Speed is the promise. Oversight is the question.
The government’s argument is straightforward. Faster services, quicker decisions and greater impact are attractive goals for any administration. Training every federal employee to work with AI also suggests the UAE understands that technology adoption is not just a software purchase; it is an institutional change project.
But the source text also lays out the core concerns. AI systems that make decisions on their own remain prone to errors, can amplify biases present in their training data and operate with limited oversight. Those concerns become sharper in a country described in the source as lacking democratic checks and operating with limited press freedom.
That governance context matters because the risks of state AI are not confined to efficiency failures. They can also include opaque decision-making, difficult-to-challenge errors and expanded monitoring power. The article notes that similar concerns are appearing elsewhere, including in the United States, where Anthropic has raised worries about potential mass surveillance.
The global significance of the announcement
Even if the UAE does not fully meet its two-year target, the announcement itself is a signal. It suggests that some governments are ready to move from AI experimentation to AI reorganization. Once one state publicly declares a numerical target at this scale, others may feel pressure to define their own posture more clearly.
That could accelerate two competing trends at once. On one side, governments may adopt AI more aggressively in pursuit of responsiveness and administrative efficiency. On the other, pressure will grow for stronger public rules around transparency, auditability and recourse when AI systems influence or make decisions.
The source text does not specify what safeguards the UAE will use. That omission is part of the story. Large-scale AI deployment in government is easy to announce in productivity terms, but harder to evaluate without concrete details on accountability.
Training everyone is a strategic clue
One of the most revealing elements in the report is the plan to train every federal employee to work with AI. That detail implies the government sees this as a whole-of-workforce shift rather than a narrow technology department initiative. In other words, the UAE is not just buying systems; it is trying to normalize a new administrative relationship between people and machine agents.

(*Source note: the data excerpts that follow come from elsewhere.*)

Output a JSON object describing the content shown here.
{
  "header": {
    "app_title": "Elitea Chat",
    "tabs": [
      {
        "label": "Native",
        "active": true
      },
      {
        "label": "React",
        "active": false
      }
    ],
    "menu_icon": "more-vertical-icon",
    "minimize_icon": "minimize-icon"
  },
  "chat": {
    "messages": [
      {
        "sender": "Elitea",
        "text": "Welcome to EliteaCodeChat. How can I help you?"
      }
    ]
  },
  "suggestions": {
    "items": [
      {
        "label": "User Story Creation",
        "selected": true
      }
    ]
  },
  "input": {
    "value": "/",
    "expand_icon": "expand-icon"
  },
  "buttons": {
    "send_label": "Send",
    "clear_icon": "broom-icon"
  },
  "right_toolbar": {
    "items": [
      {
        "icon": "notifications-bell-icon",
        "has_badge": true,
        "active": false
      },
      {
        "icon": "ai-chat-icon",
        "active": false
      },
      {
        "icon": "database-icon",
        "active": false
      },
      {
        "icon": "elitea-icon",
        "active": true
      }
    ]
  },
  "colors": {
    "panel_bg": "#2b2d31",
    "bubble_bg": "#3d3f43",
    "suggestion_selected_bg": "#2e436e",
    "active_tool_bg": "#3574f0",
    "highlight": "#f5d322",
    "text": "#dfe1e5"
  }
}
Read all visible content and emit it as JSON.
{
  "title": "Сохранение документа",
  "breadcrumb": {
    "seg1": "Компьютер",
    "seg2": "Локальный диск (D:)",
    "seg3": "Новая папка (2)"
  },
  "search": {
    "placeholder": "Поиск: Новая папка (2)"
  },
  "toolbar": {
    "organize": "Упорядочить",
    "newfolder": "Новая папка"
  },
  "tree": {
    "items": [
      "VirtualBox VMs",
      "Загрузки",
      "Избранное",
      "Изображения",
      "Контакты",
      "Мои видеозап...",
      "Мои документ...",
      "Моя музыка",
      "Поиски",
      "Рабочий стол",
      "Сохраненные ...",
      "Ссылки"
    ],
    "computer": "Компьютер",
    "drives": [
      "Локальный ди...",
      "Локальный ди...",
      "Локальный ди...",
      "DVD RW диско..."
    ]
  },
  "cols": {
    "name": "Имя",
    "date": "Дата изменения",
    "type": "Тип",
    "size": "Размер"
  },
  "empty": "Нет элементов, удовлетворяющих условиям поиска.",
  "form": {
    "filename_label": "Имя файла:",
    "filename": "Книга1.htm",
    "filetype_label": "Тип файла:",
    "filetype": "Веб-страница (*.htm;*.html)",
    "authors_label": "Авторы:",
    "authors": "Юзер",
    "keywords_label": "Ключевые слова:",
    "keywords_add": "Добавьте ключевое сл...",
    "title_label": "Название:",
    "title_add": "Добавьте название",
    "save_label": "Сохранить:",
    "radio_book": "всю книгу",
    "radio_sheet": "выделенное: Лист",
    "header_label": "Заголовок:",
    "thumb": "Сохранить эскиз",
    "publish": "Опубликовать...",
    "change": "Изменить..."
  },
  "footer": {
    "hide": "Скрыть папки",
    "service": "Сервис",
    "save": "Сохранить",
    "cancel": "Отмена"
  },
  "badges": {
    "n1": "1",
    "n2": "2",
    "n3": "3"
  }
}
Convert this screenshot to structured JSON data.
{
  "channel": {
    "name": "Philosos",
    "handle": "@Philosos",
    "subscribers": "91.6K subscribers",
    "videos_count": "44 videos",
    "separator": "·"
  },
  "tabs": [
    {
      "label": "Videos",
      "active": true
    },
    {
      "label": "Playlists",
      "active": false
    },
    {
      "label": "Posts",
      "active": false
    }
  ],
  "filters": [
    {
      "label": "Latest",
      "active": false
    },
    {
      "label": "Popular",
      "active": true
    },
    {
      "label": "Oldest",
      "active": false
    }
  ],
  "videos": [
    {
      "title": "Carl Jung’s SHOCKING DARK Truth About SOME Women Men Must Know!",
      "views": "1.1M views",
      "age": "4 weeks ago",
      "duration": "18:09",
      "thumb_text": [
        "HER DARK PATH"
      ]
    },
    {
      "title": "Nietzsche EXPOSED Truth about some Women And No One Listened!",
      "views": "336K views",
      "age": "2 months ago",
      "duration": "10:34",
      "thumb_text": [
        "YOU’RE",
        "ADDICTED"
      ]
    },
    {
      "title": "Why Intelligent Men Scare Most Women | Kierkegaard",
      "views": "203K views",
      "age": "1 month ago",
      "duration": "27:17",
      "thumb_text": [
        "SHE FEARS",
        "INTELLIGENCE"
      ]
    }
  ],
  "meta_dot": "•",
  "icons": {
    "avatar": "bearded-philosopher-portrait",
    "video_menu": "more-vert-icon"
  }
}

That could matter as much as the software itself. Public-sector technology programs often stall when the workforce is not integrated into the change. Universal training does not eliminate the risks of autonomy, but it suggests the state understands adoption will be cultural as well as technical.
It also raises another question: if AI becomes an “executive partner,” what remains the clear domain of human judgment? The answer will shape whether this becomes a model of digital modernization or a warning about overdelegation.
A test case for the next phase of public AI
The UAE plan stands out because it compresses several debates into one announcement: how much autonomy governments should give AI, how quickly public institutions can absorb that shift, and what checks matter when machine systems start affecting state decisions.
For now, the story is less about proven implementation than declared intent. But intent matters when it is this explicit. The UAE has effectively thrown down a benchmark for government AI ambition. The world will now watch not just how much of that target is met, but what happens to transparency, service quality and public accountability along the way.
- The UAE says it wants 50% of government sectors, services and processes to run on agentic AI within two years.
- Officials describe AI as an “executive partner” meant to improve services and speed decisions.
- The plan also raises concerns about errors, bias and oversight in state use of autonomous systems.